Rita – quattro figli e quattro nipotini – è cresciuta nella vicina Lod, ha studiato letteratura inglese ed ebraica all’Università di Haifa e abita al Villaggio dal 1989. All’epoca, le famiglie erano solo quattordici. «L’“Oasi di pace” (questo il significato del nome, in ebraico e arabo – ndr) è casa mia, ci ho abitato per la metà dei miei anni», commenta. «Voglio che il suo modello di convivenza abbia successo, mi piacerebbe vederlo crescere e avere un impatto reale su questo Paese».

Nell’agenda del nuovo consiglio

Insieme a Rita, è stato eletto il nuovo consiglio comunale, composto in buona parte da giovani della seconda generazione, per metà ebrei e per metà palestinesi, e da membri delle nuove famiglie, da poco trasferitesi al Villaggio. Il mandato, per tutti, è di due anni, e le cariche sono assunte su base volontaria.

Il consiglio si riunisce con cadenza settimanale, per affrontare le questioni più urgenti e rilevanti che interessano la vita quotidiana degli abitanti: dalle nuove case in costruzione alle strade e infrastrutture, dai lavori di rinnovo dell’Hotel, chiuso per mesi a causa della pandemia, alle tasse. Ma non solo.

Il bisogno di nuovi spazi

La nuova squadra ha già iniziato a lavorare sulle questioni più urgenti e difficili. La prima è il piano, già in atto, di espansione del Villaggio verso sud e verso nord. «Stiamo supervisionando il progetto, cercando di farlo procedere in tempi rapidi, in modo che le nuove famiglie possano iniziare presto la costruzione delle loro case», spiega Rita.

Poi c’è lo sforzo per ottenere nuove terre (sono centinaia le famiglie, ebree e arabe, in lista d’attesa per abitare qui): «Dovranno essere terreni privati – continua – dato che l’Israel Lands Administration non ci concede terre statali. Per questo, inizieremo presto delle trattative anche con i nostri amici del vicino monastero di Latrun».

Un’alternativa per il futuro

In cima agli altri obiettivi del mandato di Rita c’è la volontà di allargare il modello educativo bilingue e binazionale sperimentato, con successo, nella scuola elementare, con l’apertura di una scuola superiore. Parallelamente, la volontà di migliorare la comunicazione e di far crescere i legami tra i membri della comunità: «Voglio che le persone si sentano sempre più vicine. E che i nostri giovani siano ancora più attivi e coinvolti», aggiunge.

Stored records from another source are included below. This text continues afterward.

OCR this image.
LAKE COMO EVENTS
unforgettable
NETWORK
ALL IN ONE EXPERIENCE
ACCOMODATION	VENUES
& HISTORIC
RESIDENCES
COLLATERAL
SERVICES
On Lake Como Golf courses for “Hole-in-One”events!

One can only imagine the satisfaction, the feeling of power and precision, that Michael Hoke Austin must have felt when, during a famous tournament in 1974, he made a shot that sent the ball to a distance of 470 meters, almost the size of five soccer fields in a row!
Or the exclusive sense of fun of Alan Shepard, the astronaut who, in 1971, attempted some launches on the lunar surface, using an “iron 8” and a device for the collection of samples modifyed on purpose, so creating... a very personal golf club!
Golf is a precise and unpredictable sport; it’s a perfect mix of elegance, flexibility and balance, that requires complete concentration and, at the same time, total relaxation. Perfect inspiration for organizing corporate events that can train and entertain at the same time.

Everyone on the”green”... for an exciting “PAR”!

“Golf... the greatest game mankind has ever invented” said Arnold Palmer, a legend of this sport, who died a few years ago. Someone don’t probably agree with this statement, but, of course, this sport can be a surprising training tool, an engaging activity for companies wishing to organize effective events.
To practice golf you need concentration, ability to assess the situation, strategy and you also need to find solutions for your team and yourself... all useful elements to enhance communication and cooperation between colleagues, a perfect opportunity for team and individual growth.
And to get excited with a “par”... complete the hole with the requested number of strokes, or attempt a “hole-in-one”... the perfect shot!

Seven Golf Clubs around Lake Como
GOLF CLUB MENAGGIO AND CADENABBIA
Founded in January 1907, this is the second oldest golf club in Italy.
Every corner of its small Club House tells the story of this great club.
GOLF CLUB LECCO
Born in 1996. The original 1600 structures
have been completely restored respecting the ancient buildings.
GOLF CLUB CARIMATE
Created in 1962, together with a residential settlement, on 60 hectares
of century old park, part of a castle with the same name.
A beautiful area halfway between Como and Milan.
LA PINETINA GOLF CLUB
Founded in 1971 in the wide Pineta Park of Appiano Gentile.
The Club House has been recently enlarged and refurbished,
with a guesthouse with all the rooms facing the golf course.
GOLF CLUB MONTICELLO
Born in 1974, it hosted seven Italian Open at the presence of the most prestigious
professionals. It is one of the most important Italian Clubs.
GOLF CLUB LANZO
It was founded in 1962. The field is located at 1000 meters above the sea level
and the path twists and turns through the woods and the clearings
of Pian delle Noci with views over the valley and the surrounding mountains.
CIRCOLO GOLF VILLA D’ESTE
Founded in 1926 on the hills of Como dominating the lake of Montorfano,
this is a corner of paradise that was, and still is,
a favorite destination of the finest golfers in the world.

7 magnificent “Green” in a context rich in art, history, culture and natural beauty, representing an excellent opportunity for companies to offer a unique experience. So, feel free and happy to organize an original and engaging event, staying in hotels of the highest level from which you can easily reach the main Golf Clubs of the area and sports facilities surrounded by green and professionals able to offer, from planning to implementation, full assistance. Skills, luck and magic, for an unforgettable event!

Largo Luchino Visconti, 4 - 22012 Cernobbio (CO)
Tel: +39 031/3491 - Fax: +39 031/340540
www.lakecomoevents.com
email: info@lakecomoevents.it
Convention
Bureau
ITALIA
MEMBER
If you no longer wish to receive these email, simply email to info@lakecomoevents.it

Il coraggio e la determinazione per andare avanti arrivano da alcune conferme: «Nonostante tutte le difficoltà, politiche e non, è confortante per noi vedere un aumento del numero di famiglie interessate ad abitare qui, e una crescita nel numero di genitori che intendono far studiare i propri figli nella nostra scuola, che negli ultimi anni ha aperto nuove classi. Questi segnali positivi ci danno la motivazione per proseguire con gli obiettivi che ci siamo dati per il prossimo futuro».

Rispetto a quando Rita è arrivata al Villaggio, la comunità oggi è dieci volte più grande. Ma la speranza che la anima è la stessa: «rappresentare in concreto un vero modello per cambiare la realtà delle relazioni tra arabi ed ebrei in questo Paese», conclude. Una necessità oggi quanto mai urgente.